For fans of the original story of The Monkey’s Paw by W. W. Jacobs, the story has been adapted in many different ways. The adaptations that stick out to me are 1972’s Tales from the Crypt and when they adapted it on The Simpsons. For better or worse, this film is more of a continuation of the story. This film focuses on a factory worker named Jake and his older friend Cobb as they run into someone who passes the paw to Jake. That someone has already been through, what we assume, the main story that fans are familiar with.
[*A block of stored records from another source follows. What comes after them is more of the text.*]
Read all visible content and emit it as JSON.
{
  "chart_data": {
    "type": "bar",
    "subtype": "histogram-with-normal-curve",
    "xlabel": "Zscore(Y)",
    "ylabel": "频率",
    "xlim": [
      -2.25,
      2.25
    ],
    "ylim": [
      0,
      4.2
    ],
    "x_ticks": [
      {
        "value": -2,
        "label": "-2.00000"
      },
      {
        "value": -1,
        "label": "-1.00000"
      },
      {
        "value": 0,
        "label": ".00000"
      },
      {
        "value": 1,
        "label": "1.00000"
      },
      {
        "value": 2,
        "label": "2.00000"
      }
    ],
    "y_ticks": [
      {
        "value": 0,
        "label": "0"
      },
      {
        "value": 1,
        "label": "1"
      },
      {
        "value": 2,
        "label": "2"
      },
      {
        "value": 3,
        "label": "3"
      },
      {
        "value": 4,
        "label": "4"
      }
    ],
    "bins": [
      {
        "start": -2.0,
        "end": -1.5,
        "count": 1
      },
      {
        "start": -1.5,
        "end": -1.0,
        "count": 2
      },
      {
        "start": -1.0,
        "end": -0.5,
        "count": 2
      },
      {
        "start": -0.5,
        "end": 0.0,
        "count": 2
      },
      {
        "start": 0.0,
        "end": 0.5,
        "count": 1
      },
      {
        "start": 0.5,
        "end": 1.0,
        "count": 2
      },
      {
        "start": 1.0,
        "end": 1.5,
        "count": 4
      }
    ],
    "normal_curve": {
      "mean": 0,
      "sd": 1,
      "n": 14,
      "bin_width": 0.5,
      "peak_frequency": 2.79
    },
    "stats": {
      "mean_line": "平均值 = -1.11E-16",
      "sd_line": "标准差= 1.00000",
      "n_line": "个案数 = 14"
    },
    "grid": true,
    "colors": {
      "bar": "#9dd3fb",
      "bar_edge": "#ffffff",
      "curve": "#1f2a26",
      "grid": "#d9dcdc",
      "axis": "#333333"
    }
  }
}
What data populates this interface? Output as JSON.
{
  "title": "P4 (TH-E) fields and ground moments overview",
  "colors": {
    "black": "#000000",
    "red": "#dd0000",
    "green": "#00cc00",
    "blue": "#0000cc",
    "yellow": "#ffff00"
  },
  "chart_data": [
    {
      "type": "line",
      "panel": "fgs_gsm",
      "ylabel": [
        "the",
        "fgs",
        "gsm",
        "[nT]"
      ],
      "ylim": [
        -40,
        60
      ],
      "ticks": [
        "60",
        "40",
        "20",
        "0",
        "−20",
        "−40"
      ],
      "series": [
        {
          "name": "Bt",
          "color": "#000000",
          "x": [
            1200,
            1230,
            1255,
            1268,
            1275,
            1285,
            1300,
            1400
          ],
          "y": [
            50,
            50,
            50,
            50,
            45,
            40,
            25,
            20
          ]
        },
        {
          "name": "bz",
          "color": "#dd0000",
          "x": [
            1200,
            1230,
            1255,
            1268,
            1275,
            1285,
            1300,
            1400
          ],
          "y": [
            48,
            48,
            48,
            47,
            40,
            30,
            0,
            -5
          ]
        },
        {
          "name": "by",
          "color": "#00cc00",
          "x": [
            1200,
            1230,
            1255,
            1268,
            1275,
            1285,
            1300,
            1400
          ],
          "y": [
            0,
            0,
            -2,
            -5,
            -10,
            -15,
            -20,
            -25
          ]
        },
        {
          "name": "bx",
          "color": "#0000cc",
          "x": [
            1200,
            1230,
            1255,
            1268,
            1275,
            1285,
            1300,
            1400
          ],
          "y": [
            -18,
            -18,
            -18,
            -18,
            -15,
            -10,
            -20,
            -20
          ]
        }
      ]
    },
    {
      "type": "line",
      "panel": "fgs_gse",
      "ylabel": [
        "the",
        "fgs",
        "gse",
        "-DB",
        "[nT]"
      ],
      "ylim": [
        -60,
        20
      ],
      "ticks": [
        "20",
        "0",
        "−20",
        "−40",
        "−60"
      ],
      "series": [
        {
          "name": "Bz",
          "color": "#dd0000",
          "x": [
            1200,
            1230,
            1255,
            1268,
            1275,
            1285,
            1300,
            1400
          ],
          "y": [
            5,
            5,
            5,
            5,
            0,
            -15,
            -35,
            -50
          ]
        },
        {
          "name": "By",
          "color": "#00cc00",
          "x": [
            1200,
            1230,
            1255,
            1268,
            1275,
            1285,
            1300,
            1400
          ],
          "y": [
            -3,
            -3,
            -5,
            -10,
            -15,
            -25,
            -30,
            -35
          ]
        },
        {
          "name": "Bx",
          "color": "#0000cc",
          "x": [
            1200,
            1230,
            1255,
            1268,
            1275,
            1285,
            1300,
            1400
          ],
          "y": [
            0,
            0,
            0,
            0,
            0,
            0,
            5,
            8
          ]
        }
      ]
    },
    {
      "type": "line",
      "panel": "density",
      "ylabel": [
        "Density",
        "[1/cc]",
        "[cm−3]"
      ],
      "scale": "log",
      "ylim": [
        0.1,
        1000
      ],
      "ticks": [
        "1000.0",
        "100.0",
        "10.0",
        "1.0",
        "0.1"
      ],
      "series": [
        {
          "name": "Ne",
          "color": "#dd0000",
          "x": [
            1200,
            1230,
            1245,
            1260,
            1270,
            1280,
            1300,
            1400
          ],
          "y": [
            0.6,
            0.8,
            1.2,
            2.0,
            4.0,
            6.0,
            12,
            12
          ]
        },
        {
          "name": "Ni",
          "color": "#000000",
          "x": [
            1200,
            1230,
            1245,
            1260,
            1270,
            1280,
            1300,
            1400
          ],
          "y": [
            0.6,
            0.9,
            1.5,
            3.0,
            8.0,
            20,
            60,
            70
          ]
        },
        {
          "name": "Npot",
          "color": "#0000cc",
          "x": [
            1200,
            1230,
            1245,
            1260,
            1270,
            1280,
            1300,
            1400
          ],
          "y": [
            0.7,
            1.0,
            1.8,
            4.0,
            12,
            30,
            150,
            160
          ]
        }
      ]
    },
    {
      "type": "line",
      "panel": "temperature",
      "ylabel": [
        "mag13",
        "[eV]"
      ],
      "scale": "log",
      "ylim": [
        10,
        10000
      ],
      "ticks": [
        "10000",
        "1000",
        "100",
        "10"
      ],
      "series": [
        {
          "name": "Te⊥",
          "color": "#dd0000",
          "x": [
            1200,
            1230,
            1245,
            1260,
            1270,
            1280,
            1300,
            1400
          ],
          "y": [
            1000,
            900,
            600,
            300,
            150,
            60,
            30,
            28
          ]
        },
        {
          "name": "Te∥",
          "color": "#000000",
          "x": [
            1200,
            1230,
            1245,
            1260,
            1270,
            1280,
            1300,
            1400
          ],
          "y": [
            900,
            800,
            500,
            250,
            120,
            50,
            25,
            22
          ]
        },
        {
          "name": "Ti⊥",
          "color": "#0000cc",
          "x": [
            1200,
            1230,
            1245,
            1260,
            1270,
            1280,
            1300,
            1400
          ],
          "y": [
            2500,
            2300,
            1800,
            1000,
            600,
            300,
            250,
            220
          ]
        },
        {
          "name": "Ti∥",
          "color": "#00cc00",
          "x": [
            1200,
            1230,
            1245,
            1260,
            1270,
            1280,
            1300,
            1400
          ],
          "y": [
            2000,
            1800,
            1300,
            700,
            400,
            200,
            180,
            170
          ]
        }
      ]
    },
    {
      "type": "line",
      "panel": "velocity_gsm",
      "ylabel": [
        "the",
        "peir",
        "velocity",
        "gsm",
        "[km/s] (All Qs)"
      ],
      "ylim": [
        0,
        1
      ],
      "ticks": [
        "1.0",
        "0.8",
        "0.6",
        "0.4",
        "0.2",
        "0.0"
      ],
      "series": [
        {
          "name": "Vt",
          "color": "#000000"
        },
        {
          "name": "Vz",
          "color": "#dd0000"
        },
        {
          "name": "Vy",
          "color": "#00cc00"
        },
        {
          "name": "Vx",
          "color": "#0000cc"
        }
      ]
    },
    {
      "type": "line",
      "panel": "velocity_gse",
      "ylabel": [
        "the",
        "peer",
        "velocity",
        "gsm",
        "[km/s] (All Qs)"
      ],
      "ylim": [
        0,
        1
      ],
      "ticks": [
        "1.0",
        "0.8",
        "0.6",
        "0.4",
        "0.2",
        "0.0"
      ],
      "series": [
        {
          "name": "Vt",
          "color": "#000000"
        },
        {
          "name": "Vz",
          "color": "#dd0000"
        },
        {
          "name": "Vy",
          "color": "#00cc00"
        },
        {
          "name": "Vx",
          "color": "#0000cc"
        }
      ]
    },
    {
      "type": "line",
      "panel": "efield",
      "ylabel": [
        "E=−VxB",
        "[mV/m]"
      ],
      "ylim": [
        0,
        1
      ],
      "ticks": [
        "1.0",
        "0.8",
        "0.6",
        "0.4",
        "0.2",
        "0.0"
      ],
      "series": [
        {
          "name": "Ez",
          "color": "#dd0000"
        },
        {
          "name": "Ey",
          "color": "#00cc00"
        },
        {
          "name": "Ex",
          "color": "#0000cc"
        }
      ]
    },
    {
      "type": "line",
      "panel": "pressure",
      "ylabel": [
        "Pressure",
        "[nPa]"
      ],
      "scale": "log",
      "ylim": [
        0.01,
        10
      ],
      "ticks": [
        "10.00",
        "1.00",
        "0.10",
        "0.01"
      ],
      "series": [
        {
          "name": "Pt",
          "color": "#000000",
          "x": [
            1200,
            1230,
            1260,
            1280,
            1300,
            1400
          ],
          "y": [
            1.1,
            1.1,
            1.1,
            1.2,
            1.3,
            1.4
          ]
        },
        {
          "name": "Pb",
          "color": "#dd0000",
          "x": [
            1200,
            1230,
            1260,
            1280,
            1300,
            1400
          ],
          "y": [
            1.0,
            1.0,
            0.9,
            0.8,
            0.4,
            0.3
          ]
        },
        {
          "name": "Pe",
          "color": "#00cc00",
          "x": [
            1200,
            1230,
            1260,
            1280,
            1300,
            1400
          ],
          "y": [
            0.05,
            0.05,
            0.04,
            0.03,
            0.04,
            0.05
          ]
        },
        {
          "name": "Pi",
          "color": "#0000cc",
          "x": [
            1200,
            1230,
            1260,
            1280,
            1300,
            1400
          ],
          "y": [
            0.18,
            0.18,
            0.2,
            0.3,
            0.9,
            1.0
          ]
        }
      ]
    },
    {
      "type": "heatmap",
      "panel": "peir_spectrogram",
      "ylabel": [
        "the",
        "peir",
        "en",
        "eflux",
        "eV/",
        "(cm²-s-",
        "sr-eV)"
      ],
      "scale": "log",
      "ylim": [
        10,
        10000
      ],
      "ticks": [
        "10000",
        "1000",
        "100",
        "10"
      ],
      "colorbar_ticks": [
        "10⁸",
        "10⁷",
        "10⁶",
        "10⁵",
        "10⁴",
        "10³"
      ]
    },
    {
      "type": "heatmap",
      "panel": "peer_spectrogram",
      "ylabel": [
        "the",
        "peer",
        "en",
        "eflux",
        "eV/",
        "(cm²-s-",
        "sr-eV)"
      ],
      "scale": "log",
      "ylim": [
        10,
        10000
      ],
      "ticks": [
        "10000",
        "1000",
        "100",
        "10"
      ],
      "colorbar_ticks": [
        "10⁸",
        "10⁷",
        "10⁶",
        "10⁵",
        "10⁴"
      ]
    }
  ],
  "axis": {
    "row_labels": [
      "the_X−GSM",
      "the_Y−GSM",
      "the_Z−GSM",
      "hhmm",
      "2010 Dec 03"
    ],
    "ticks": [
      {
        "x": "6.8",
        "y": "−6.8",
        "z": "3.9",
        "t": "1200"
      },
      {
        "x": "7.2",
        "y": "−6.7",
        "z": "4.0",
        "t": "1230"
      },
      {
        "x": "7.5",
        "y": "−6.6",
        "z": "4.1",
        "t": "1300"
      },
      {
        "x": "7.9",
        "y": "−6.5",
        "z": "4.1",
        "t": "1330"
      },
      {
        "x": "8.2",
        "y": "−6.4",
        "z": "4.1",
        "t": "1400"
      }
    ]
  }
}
While the film excels in environment and atmosphere, sadly the story is pretty pedestrian. Taking place in New Orleans, The Monkey’s Paw really uses the locale to infuse it with the screenplay by Macon Blair (Blue Ruin, Murder Party), unlike other tax credit films that just utilize the benefits of shooting in Louisana. Other than the locations, the highlights of the film is the camaraderie between Stephen Lang‘s Cobb and C.J. Thomason‘s Jake. The age difference is something you don’t commonly get out of a film like this or a lot of genre films, even better is that it feels genuine. While Jake is the main character, Lang’s acting somewhat overshadows Thomason. The audience will probably identify more with Cobb more so than Jake because, simply put, Jake is a pretty plain character. The only background you get about Jake is that he has a broken heart from a girl who later went to marry his factory boss. Cobb has a history that involves his love for a child he cannot see due to his mistakes in the past. It is more personal than Jake’s story and it is a huge flaw of the film. Had we follow Cobb through his transformation after the incident (I don’t want to spoil it for you), that would have been a little more interesting than Jake fumbling through playing detective and trying to get rid of the paw.
The Monkey’s Paw is a Chiller Films production, which aired on the channel on the channel last year, is a film that many genre fans will dismiss due to the fact that it is a TV movie on a network that is known to censor violence. From what I can tell, this film isn’t an uncensored/unrated version of the television presentation. Everything looks in tact.
While the image looks a bit soft, the above average cinematography, rich with greens, blues and sepia tones, is represented well here. The disc comes with a 5.1 DTS-HD MA track, 2.0 DTS-HD MA track and a Audio Commentary track.
The Making of ‘The Monkey’s Paw’ Featurette (4:47) HD – A basic interview/fluff piece for the film where the cast & crew (director) talks about their roles in the production. There are a few shots of behind the scenes b-roll but not enough to see how the production was.
Audio Commentary with Director Brett Simmons, Cinematographer Scott Winig and Actor C.J. Thomason – This is a pretty informative commentary. It’s good to hear from the DP as the cinematography is strong in this film and elevates it above an average television film. Simmons and Thomason talk about shooting in New Orleans and some of the obstacles that they ran into. Simmons also makes a few comments on how he is used to directing his own screenplays and that for The Monkey’s Paw it was different since the screenplay is from someone else. At times it feels like he is apologizing for some of the problems the screenplay has, which is a bit odd.
The Monkey’s Paw is not a bad film but it isn’t one that will stick out for people nor will it be one you just throw in. The strongest and most unique part of the film that sets it apart ends when the actual supernatural story begins. Scream Factory puts out a adequate release for an adequate movie.